An informant gave police officers a tip and the officers obtained a search warrant for the apartment. When the search warrant was executed the police found the female sunbathing. They searched through the rooms of the apartment and found marijuana in her bedroom (marijuana possession), on top of the freezer, and in a plastic bottle. The officers found young marijuana plants growing in milk jugs and in a potato chip container in the backyard.
The appellant was not at the apartment at the time these things were found and seized, but there was evidence that he frequently visited the apartment.
A Bronx Criminal Lawyer said the witness that testified about the appellant’s visits stated that there would often be periods of two weeks when he did not come to the apartment. Both the appellant and the woman were tried and convicted during the same trial. However, the only concern before the court is whether there is enough evidence to support the appellant’s conviction.
The potato chip can that had a marijuana plant growing in it had a finger print of the appellant. The State claims that the fingerprint paired with the appellant’s frequent visits to the apartment are enough evidence to show that he was in possession of marijuana.
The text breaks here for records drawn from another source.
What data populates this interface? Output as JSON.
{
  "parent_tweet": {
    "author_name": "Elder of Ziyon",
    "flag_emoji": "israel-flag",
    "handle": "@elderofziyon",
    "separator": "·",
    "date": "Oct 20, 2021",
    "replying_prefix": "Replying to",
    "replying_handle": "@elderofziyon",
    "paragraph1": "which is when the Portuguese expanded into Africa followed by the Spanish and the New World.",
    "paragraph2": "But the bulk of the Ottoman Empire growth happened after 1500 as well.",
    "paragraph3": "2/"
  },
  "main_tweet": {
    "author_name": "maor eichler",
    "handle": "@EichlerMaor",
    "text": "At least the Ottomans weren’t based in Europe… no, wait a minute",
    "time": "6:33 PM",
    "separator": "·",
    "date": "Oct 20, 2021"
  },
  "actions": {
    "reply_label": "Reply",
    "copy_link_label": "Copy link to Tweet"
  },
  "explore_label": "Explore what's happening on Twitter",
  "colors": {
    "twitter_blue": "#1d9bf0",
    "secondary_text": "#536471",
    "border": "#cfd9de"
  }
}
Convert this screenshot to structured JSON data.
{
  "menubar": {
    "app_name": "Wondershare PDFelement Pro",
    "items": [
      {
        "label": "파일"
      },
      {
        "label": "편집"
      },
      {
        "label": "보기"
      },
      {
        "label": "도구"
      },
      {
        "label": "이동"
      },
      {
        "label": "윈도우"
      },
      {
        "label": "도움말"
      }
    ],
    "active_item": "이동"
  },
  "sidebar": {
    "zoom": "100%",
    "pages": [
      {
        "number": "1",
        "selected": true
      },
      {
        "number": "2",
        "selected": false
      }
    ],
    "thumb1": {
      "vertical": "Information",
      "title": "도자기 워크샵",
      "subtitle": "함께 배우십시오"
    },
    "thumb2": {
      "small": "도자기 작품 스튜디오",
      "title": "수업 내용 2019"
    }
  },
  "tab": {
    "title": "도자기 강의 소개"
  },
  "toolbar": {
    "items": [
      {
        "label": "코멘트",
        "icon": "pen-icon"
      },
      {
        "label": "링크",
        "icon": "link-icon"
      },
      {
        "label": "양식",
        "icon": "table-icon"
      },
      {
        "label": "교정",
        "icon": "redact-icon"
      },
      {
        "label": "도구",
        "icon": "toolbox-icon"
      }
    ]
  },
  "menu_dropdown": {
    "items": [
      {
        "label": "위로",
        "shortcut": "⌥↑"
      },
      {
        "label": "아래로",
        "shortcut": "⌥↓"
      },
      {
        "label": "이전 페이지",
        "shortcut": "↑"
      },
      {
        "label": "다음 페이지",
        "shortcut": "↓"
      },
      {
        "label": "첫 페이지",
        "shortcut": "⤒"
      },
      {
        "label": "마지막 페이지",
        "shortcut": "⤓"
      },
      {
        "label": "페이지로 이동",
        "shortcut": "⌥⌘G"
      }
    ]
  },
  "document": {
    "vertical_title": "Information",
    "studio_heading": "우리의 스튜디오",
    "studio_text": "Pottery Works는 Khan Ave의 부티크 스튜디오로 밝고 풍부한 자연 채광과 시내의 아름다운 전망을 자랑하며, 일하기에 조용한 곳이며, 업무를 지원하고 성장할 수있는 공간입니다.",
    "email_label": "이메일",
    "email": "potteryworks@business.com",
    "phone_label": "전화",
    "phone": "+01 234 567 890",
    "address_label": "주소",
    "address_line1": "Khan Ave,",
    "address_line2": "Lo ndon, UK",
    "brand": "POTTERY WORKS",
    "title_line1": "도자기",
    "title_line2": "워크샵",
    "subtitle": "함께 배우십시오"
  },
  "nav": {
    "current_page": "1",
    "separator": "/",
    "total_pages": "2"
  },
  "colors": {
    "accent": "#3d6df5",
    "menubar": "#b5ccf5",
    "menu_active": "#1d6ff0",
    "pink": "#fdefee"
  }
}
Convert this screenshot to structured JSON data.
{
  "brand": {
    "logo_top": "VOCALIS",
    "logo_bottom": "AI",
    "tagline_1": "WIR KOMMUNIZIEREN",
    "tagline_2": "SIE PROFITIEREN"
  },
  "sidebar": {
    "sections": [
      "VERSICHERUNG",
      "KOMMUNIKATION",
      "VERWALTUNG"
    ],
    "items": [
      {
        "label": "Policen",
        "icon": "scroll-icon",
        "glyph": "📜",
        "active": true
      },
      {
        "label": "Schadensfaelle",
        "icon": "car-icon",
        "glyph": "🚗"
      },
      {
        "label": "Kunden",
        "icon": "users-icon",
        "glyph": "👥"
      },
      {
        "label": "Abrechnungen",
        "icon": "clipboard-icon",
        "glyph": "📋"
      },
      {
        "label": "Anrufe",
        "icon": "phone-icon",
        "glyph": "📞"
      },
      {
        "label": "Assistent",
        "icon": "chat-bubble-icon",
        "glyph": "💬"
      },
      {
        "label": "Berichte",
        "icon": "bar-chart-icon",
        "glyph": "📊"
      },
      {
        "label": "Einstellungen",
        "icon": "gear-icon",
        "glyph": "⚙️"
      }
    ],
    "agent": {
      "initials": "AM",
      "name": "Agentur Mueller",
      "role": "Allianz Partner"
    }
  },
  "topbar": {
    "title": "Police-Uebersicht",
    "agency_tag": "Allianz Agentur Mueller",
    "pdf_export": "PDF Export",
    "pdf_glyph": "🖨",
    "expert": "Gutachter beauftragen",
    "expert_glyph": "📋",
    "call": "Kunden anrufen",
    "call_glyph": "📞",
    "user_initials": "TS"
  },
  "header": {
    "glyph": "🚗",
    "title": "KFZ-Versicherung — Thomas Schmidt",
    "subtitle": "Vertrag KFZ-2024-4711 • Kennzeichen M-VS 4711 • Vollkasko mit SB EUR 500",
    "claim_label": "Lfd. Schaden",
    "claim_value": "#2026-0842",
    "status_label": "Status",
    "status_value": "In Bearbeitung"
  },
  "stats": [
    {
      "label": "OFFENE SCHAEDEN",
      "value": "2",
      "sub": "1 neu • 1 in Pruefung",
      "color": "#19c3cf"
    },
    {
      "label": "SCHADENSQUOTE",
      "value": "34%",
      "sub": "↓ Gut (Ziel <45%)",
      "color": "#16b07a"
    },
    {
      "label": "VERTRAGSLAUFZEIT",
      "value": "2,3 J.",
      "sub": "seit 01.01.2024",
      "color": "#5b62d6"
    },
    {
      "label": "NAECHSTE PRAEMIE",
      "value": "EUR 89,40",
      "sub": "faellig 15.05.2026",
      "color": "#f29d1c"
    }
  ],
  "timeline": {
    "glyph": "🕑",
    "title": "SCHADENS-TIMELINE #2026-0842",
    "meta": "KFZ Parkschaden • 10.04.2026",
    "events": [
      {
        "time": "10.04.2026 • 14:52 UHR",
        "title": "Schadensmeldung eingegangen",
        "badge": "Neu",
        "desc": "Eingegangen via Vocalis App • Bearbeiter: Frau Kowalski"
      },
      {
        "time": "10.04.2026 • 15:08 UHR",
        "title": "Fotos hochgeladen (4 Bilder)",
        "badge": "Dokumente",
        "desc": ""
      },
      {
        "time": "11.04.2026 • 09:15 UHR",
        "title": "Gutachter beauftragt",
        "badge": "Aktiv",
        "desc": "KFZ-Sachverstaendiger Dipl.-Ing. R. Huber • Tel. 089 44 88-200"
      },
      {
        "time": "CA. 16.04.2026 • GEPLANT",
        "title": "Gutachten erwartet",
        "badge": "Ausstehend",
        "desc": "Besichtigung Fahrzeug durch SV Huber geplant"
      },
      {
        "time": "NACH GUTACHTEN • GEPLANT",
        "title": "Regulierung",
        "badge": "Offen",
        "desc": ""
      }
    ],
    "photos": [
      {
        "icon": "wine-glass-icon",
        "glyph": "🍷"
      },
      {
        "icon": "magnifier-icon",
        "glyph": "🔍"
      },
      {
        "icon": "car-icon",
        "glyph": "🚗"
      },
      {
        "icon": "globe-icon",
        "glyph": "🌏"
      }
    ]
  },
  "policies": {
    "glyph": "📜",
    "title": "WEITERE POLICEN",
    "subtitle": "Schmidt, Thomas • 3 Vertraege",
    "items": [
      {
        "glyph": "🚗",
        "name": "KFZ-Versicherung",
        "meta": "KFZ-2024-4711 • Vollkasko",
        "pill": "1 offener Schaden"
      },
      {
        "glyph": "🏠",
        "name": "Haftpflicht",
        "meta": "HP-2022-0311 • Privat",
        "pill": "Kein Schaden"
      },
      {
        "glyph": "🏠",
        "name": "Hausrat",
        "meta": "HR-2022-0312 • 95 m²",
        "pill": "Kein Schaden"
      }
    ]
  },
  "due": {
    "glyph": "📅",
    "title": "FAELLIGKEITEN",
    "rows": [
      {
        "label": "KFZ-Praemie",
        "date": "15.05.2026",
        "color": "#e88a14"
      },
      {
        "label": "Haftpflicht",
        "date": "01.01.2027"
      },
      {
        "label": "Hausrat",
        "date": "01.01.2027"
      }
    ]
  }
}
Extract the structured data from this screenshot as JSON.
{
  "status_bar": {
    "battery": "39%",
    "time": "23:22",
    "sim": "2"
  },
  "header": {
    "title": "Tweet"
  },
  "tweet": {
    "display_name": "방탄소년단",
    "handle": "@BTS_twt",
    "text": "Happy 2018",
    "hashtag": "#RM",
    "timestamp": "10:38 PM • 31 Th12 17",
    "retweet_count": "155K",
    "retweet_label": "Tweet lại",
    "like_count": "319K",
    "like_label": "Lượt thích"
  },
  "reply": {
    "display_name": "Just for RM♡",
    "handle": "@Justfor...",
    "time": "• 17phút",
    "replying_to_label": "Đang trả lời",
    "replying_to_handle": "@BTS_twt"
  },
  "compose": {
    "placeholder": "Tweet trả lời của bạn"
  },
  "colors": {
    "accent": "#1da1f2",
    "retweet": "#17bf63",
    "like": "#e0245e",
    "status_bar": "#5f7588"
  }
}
However, it is unclear whether the appellant is charged with possessing the marijuana in the potato chip can, the other plants that were found, or any of the marijuana and paraphernalia that was found inside the home.
There is ample evidence found to sustain the conviction of the female companion. She owned the apartment and was thus in control of the contents found inside of it.
Court Discussion and Decision
The appellant was simply a visitor to the apartment so his case must be looked at differently. The State laws have made it clear that simply visiting a home where there is contraband does not provide sufficient proof for possession.
The state argues that the fingerprint on the potted plant is enough proof in this case. However, the only thing that this really proves is that the appellant knows there was a plant in the apartment. There is no evidence that he even knows what a marijuana plant looks like.
For this reason, the court finds that there is not sufficient evidence to uphold the possession charge against the appellant. The conviction is reversed and the case against the appellant is dismissed.